We will promptly investigate any complaints in an effort to resolve the matter. We will not penalize or retaliate against you for  filing a complaint with us or with the U.S. Department of Health and Human Services Office for Civil Rights 

If you have questions or would like additional information about our privacy practices, please contact our Privacy Officer at: 

Water Gap Wellness Center 

c/o Legal Department 

805 Scott Street Unit 3 

Stroudsburg, PA 18360 

Phone Number: 570-775-3100 ext 100 

Fax Number: 570- 775 – 3101 

E-mail wgwlegal@watergapwellness.com 

Effective Date 

This Notice is effective as of February 1, 2020

 

NOTICE OF CONFIDENTIALITY OF SUBSTANCE USE DISORDER PATIENT RECORDS 

Applicability Of Part 2 

The confidentiality of substance uses disorder patient records we maintain may also be protected by the federal Confidentiality  of Substance Use Disorder Treatment Records, 42 U.S.C. § 290dd-2, 42 C.F.R. Part 2 (“Part 2”).

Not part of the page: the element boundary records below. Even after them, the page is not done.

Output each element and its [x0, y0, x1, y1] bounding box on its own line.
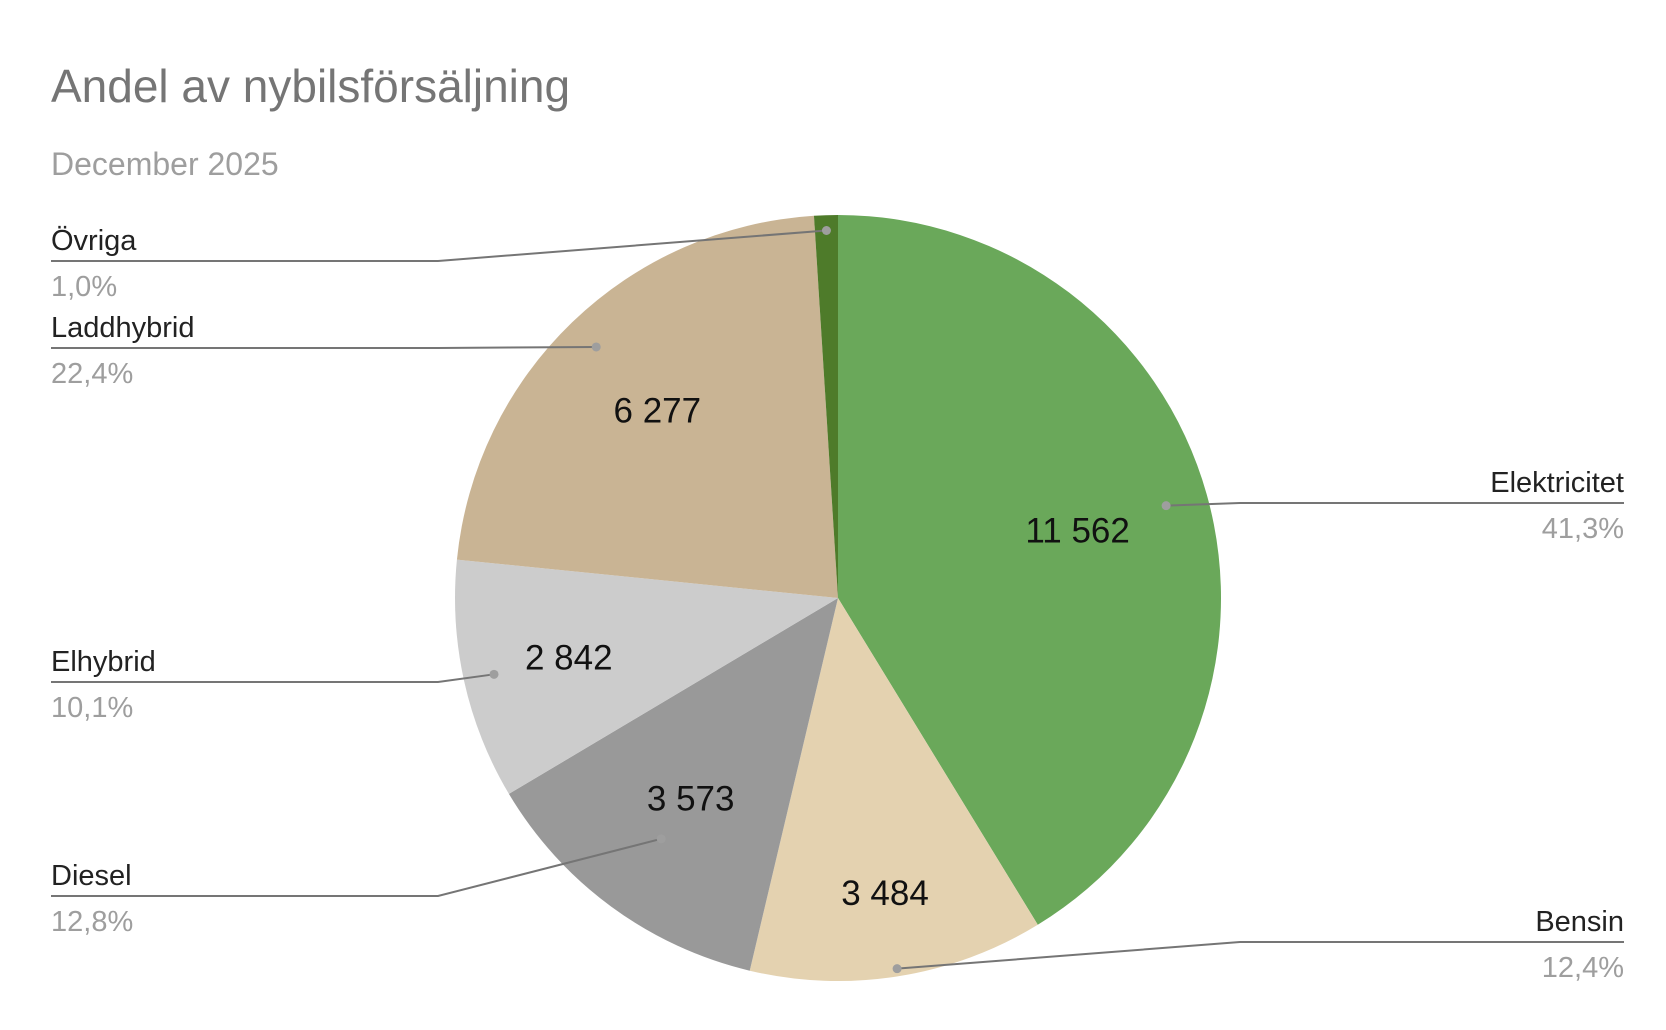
leader-dot-elektricitet [1161, 501, 1171, 511]
value-label-diesel: 3 573 [647, 780, 735, 819]
leader-line-diesel [51, 837, 662, 897]
category-label-elhybrid: Elhybrid [51, 646, 156, 678]
pie-slices [455, 215, 1222, 982]
leader-dot-elhybrid [489, 669, 499, 679]
chart-title: Andel av nybilsförsäljning [51, 60, 570, 112]
percent-label-elhybrid: 10,1% [51, 692, 133, 724]
percent-label-elektricitet: 41,3% [1542, 513, 1624, 545]
category-label-ovriga: Övriga [51, 225, 137, 257]
leader-line-bensin [897, 941, 1624, 970]
slice-bensin [749, 598, 1038, 982]
leader-dot-diesel [656, 834, 666, 844]
leader-line-laddhybrid [51, 345, 597, 349]
slice-elhybrid [455, 559, 838, 794]
value-label-bensin: 3 484 [841, 874, 929, 913]
leader-line-elhybrid [51, 673, 495, 683]
category-label-elektricitet: Elektricitet [1490, 467, 1624, 499]
slice-laddhybrid [456, 215, 838, 598]
category-label-bensin: Bensin [1535, 906, 1624, 938]
slice-callouts: Elektricitet 41,3% Bensin 12,4% Diesel 12,8% E… [51, 225, 1624, 984]
slice-value-labels: 11 562 3 484 3 573 2 842 6 277 [525, 391, 1130, 913]
slice-ovriga [813, 215, 838, 598]
value-label-laddhybrid: 6 277 [614, 391, 702, 430]
percent-label-ovriga: 1,0% [51, 271, 117, 303]
chart-subtitle: December 2025 [51, 146, 279, 182]
leader-line-elektricitet [1166, 502, 1624, 507]
slice-elektricitet [838, 215, 1222, 925]
slice-diesel [508, 598, 838, 971]
leader-dot-laddhybrid [591, 342, 601, 352]
percent-label-diesel: 12,8% [51, 906, 133, 938]
percent-label-laddhybrid: 22,4% [51, 358, 133, 390]
value-label-elektricitet: 11 562 [1025, 512, 1129, 551]
category-label-laddhybrid: Laddhybrid [51, 312, 195, 344]
leader-dot-ovriga [821, 226, 831, 236]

To the extent that Part 2  governs one of our programs, our use and disclosure of any of your PHI that is covered under Part 2 will be done only as permitted by Part 2, as further described below. 

How We May Use or Disclose Your Part 2 PHI: 

No Consent Required 

Federal law permits us to disclose your Part 2 PHI without your prior written consent as follows: 

Pursuant to an agreement (requiring compliance with Part 2) with a qualified service organization/ business associate that  provides services to us: 

  • To qualified personnel for purposes of research, audit or program evaluation; 
  • To report a crime committed by you on our facility’s premises or against our personnel or any threat to commit such a  crime; 
  • To medical personnel in a medical emergency; 
  • To appropriate authorities to report suspected child abuse and/or neglect; and 
  • As allowed by a court order that is in compliance with the Part 2 requirements for court orders. 

Consent Required 

If you are receiving treatment covered by Part 2, we may not say to a person outside the program that you attend the program, nor disclose any information identifying you as having or having had a substance use disorder or disclose any other protected  information except as permitted by Part 2 or with your written consent. In addition, if applicable, Part 2 requires us to obtain  your written consent before we can disclose information about you for payment purposes. For example, we must obtain your  written consent before we can disclose information to your health insurer in order to be paid for services. Generally, you must  also sign a written consent before we can share information for treatment purposes outside the program or for health care  operations. A violation of Part 2 by a program is a crime, and suspected violations may be reported to appropriate authorities  in accordance with Part 2, along with contact information.